The process was compounded by misunderstandings and miscommunication. In the end, the county wanted to ensure that when a 9-1-1 call goes out to the volunteer department that it is not putting the caller in greater jeopardy. But it asked the volunteers to meet standards that would be nearly impossible for any fire department to meet. The volunteers simply wanted to be able to help their neighbors.
“I think our expectation was a little different than reality,” Volkmer said of the county’s demands.
After the April 19 fire that destroyed the Hohokam Road home belonging to Marilesa Money and Frank Hetzel, the board asked Volkmer and Sheriff Mark Lamb to find a solution quickly. A series of meetings led to the memorandum of understanding that the board approved Wednesday.
The solution portends a shift in the way the growing county conducts business. When it was a sparsely populated rural community, a handshake agreement often was all that was needed. And that is what the volunteer department had when it initially was included in the 9-1-1 system last year. But stricter protocols are now needed to ensure those who keep the public safe can do the job and are held accountable, Volkmer said.

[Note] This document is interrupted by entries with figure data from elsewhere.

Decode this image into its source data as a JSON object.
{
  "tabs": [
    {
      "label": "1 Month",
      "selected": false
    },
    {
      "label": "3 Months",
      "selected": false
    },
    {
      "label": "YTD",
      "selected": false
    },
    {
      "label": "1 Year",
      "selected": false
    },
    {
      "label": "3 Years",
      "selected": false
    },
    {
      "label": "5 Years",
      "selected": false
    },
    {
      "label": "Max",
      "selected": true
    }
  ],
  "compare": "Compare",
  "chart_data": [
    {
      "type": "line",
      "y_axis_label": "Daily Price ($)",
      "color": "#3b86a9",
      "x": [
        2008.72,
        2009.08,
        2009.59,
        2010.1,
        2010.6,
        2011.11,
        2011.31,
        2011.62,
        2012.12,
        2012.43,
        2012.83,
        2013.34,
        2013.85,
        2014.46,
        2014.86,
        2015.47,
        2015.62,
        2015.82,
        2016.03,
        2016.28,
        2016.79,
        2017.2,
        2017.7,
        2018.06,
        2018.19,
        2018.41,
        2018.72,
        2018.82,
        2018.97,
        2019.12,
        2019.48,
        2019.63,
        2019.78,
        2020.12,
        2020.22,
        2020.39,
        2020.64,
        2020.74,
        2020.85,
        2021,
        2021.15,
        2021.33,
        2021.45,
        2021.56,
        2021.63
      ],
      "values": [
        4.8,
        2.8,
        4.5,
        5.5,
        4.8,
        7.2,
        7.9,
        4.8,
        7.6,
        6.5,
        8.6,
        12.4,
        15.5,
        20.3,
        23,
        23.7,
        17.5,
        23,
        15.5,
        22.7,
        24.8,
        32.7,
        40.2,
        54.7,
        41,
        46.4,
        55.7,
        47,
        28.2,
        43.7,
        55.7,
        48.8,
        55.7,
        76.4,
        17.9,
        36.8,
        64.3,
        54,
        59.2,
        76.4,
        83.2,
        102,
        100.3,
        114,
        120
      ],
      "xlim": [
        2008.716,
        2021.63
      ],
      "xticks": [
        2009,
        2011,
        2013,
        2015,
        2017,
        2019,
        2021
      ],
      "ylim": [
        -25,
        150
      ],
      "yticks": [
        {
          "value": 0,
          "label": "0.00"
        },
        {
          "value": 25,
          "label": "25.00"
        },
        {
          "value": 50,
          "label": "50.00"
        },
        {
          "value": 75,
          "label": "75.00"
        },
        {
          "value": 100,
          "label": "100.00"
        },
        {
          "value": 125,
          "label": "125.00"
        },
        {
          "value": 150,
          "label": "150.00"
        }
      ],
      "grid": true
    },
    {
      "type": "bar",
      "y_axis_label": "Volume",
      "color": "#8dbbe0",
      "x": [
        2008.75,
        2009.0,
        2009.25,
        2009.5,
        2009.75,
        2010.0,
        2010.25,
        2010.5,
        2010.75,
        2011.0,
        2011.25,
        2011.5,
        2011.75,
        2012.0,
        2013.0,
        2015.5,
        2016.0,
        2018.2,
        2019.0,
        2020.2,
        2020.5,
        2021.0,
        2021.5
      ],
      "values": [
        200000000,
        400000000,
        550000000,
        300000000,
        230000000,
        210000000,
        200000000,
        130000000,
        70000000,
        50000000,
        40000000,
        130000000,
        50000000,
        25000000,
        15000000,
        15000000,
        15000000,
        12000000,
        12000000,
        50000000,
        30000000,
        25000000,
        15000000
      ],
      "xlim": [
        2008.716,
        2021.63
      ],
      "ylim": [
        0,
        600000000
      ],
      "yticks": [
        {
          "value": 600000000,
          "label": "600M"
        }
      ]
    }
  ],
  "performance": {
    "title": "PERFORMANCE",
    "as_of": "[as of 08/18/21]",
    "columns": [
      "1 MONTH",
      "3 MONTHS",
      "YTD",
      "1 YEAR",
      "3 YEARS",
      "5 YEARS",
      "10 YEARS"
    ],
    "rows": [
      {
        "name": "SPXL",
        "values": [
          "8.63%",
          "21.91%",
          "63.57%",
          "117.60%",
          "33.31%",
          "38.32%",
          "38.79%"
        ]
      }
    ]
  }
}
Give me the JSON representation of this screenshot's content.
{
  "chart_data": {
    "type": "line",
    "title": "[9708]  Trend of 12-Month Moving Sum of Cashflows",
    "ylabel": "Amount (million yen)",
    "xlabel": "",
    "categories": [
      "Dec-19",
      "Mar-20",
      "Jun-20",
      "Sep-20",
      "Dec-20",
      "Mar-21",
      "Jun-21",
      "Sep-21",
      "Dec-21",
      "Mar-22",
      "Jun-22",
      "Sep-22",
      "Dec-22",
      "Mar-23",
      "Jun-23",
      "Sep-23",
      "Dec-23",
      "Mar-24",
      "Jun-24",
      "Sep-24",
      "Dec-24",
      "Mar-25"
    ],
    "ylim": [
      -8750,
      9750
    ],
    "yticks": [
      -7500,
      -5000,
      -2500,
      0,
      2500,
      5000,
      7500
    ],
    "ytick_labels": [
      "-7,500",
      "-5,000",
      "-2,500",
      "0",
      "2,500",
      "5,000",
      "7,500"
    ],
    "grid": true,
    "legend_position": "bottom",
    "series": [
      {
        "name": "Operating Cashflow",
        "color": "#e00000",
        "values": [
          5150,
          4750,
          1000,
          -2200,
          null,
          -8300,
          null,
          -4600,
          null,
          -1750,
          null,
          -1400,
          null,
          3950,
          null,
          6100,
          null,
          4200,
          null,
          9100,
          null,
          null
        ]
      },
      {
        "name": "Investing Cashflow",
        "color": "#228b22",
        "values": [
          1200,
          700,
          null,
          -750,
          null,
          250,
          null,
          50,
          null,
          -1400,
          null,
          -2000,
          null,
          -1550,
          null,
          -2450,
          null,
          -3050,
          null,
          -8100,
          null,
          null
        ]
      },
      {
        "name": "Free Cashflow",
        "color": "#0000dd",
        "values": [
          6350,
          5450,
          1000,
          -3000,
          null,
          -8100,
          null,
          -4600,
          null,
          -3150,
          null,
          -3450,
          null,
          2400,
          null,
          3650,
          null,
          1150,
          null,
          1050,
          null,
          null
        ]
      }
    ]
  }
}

“We've got these kind of rural areas where people want to be away from everybody. They want to be left alone. But they also want some of the modern amenities that we've grown to expect, including fire service, including emergency service,” he said.
The county does not provide fire protection, and until now, the Sheriff’s Office did not engage with fire departments anywhere in the county.
“That is not something that the county would normally do as far as engaging or starting a fire service,” Supervisor Cavanaugh said. “It's very costly. So, what happens is you either have volunteer fire departments, subscription for-profit fire services, or you have a fire district. It would be wise to have fire districts.”
Voters must approve creating fire districts, which provide for special taxes to fund them.
Vincent is just happy he can go back to helping his neighbors.
“You need to have that healthy interaction between the people and the politicians,” he said. “I think it shows that government, at least in small towns, still works and that people have some influence on how politicians prioritize issues.”